Algo que surpreendeu Strassman e o seu colega Paul Fraenckel, entretanto, foi o "ferimento grave na base do crânio", conforme eles relataram no relatório de autópsia. Embora os dois cientistas não tenham chegado a uma conclusão definitiva sobre o ferimento, Tsokos acredita que sabe o que era aquilo. "Parece aquele tipo de fratura que ocorre quando alguém cai de uma grande altura", afirma ele. Será que Strassman e Fraenckel podem ter examinado o corpo de uma vítima de suicídio?
O próprio Fraenckel parece ter duvidado de que o corpo que examinou pertencesse de fato a Rosa Luxemburgo. Em um anexo assinado, ele se distancia das conclusões do seu colega altamente respeitado, o que, segundo Tsokos, "foi uma ocorrência um tanto incomum". "Assim como ocorre hoje em dia, naquela época os colegas resolviam as suas diferenças em conversas pessoais", afirma Tsokos.
Conforme Tsokos explica, foi esse anexo e as inconsistências entre o relatório e os fatos conhecidos a respeito de Rosa Luxemburgo que o levaram a examinar mais detalhadamente o corpo.
Além do mais, no Hospital Charité há muito circulam boatos de que o corpo da Rosa Vermelha jamais teria deixado de fato a instituição. Alguns dizem que a cabeça de Rosa Luxemburgo foi preservada no Instituto de Medicina Legal e Ciências Criminalísticas. Até mesmo as mãos e os pés que estão faltando encaixam-se na teoria de Tsokos. Quando a revolucionária foi jogada no canal, as testemunhas dizem que pesos foram atados com arame aos seus pulsos e tornozelos. O arame poderia facilmente ter decepado as extremidades dos membros durante os meses em que o corpo ficou debaixo d'água.
A busca por mais pistas
Tsokos e os seus colegas estão agora procurando mais pistas para resolver o mistério. Porém, de nada adiantaria examinar a própria sepultura de Rosa Luxemburgo. Em 1935, elementos nazistas e anticomunistas atacaram as sepulturas de Rosa Luxemburgo, e os restos mortais dos dois sumiram. Buscas subsequentes pelos restos mortais conduzidas pelos funcionários do cemitério em 1950 não tiveram sucesso.

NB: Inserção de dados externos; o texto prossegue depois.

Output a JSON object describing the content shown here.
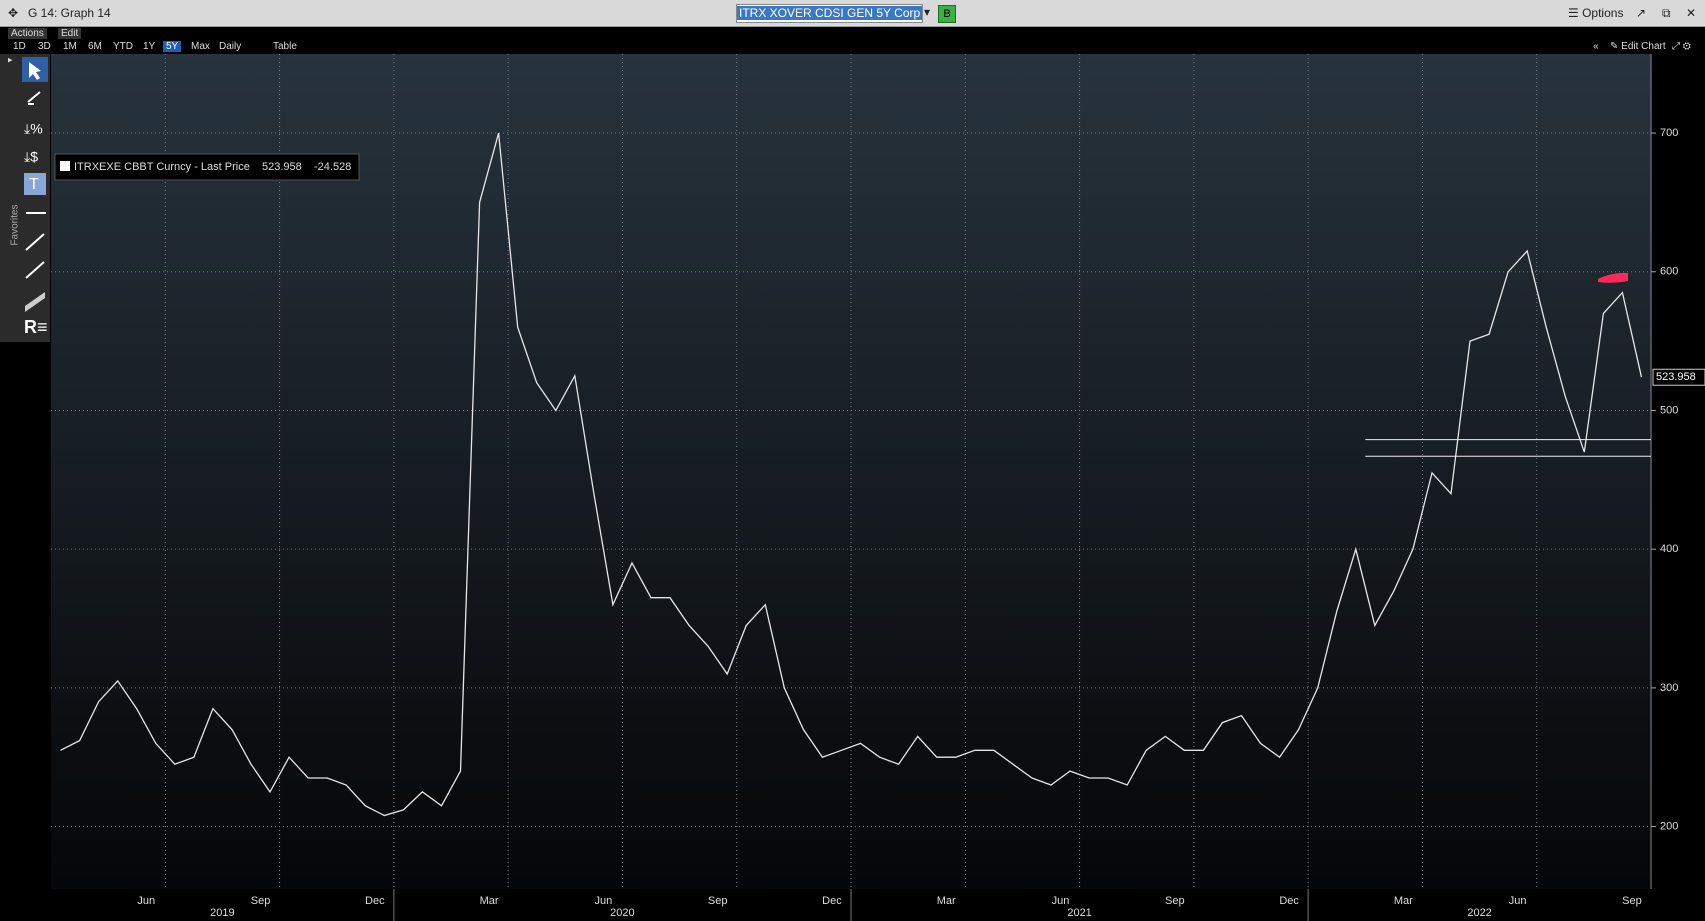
{
  "ui": {
    "window_title": "G 14: Graph 14",
    "ticker_input": "ITRX XOVER CDSI GEN 5Y Corp",
    "button_b": "B",
    "options": "Options",
    "actions": "Actions",
    "edit": "Edit",
    "ranges": [
      "1D",
      "3D",
      "1M",
      "6M",
      "YTD",
      "1Y",
      "5Y",
      "Max"
    ],
    "frequency": "Daily",
    "table": "Table",
    "edit_chart": "Edit Chart",
    "favorites": "Favorites"
  },
  "chart_data": {
    "type": "line",
    "x": [
      "2019-04",
      "2019-04",
      "2019-05",
      "2019-05",
      "2019-06",
      "2019-06",
      "2019-07",
      "2019-07",
      "2019-08",
      "2019-08",
      "2019-09",
      "2019-09",
      "2019-10",
      "2019-10",
      "2019-11",
      "2019-11",
      "2019-12",
      "2019-12",
      "2020-01",
      "2020-01",
      "2020-02",
      "2020-02",
      "2020-03",
      "2020-03",
      "2020-04",
      "2020-04",
      "2020-05",
      "2020-05",
      "2020-06",
      "2020-06",
      "2020-07",
      "2020-07",
      "2020-08",
      "2020-08",
      "2020-09",
      "2020-09",
      "2020-10",
      "2020-10",
      "2020-11",
      "2020-11",
      "2020-12",
      "2020-12",
      "2021-01",
      "2021-01",
      "2021-02",
      "2021-02",
      "2021-03",
      "2021-03",
      "2021-04",
      "2021-04",
      "2021-05",
      "2021-05",
      "2021-06",
      "2021-06",
      "2021-07",
      "2021-07",
      "2021-08",
      "2021-08",
      "2021-09",
      "2021-09",
      "2021-10",
      "2021-10",
      "2021-11",
      "2021-11",
      "2021-12",
      "2021-12",
      "2022-01",
      "2022-01",
      "2022-02",
      "2022-02",
      "2022-03",
      "2022-03",
      "2022-04",
      "2022-04",
      "2022-05",
      "2022-05",
      "2022-06",
      "2022-06",
      "2022-07",
      "2022-07",
      "2022-08",
      "2022-08",
      "2022-09",
      "2022-09"
    ],
    "series": [
      {
        "name": "ITRXEXE CBBT Curncy - Last Price",
        "color": "#e6e6e6",
        "values": [
          255,
          262,
          290,
          305,
          285,
          260,
          245,
          250,
          285,
          270,
          245,
          225,
          250,
          235,
          235,
          230,
          215,
          208,
          212,
          225,
          215,
          240,
          650,
          700,
          560,
          520,
          500,
          525,
          440,
          360,
          390,
          365,
          365,
          345,
          330,
          310,
          345,
          360,
          300,
          270,
          250,
          255,
          260,
          250,
          245,
          265,
          250,
          250,
          255,
          255,
          245,
          235,
          230,
          240,
          235,
          235,
          230,
          255,
          265,
          255,
          255,
          275,
          280,
          260,
          250,
          270,
          300,
          355,
          400,
          345,
          370,
          400,
          455,
          440,
          550,
          555,
          600,
          615,
          560,
          510,
          470,
          570,
          585,
          523.958
        ],
        "change": -24.528
      }
    ],
    "xlim": [
      "2019-04",
      "2022-09"
    ],
    "xticks": [
      {
        "value": "2019-06",
        "label": "Jun"
      },
      {
        "value": "2019-09",
        "label": "Sep"
      },
      {
        "value": "2019-12",
        "label": "Dec"
      },
      {
        "value": "2020-03",
        "label": "Mar"
      },
      {
        "value": "2020-06",
        "label": "Jun"
      },
      {
        "value": "2020-09",
        "label": "Sep"
      },
      {
        "value": "2020-12",
        "label": "Dec"
      },
      {
        "value": "2021-03",
        "label": "Mar"
      },
      {
        "value": "2021-06",
        "label": "Jun"
      },
      {
        "value": "2021-09",
        "label": "Sep"
      },
      {
        "value": "2021-12",
        "label": "Dec"
      },
      {
        "value": "2022-03",
        "label": "Mar"
      },
      {
        "value": "2022-06",
        "label": "Jun"
      },
      {
        "value": "2022-09",
        "label": "Sep"
      }
    ],
    "xyears": [
      "2019",
      "2020",
      "2021",
      "2022"
    ],
    "ylim": [
      155,
      757
    ],
    "yticks": [
      200,
      300,
      400,
      500,
      600,
      700
    ],
    "hlines": [
      479,
      467
    ],
    "hline_from": "2022-02",
    "grid": true
  }
}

Tsokos já extraiu amostras de DNA do corpo e está procurando material para fazer uma comparação com elas. A saliva de selos de cartas enviadas por Rosa Luxemburgo não proporcionou material suficiente para a realização de um exame. Ele agora está tentando localizar uma sobrinha de Rosa de Luxemburgo, que tem problemas mentais, e que moraria em Varsóvia, para fazer uma comparação dos materiais genéticos.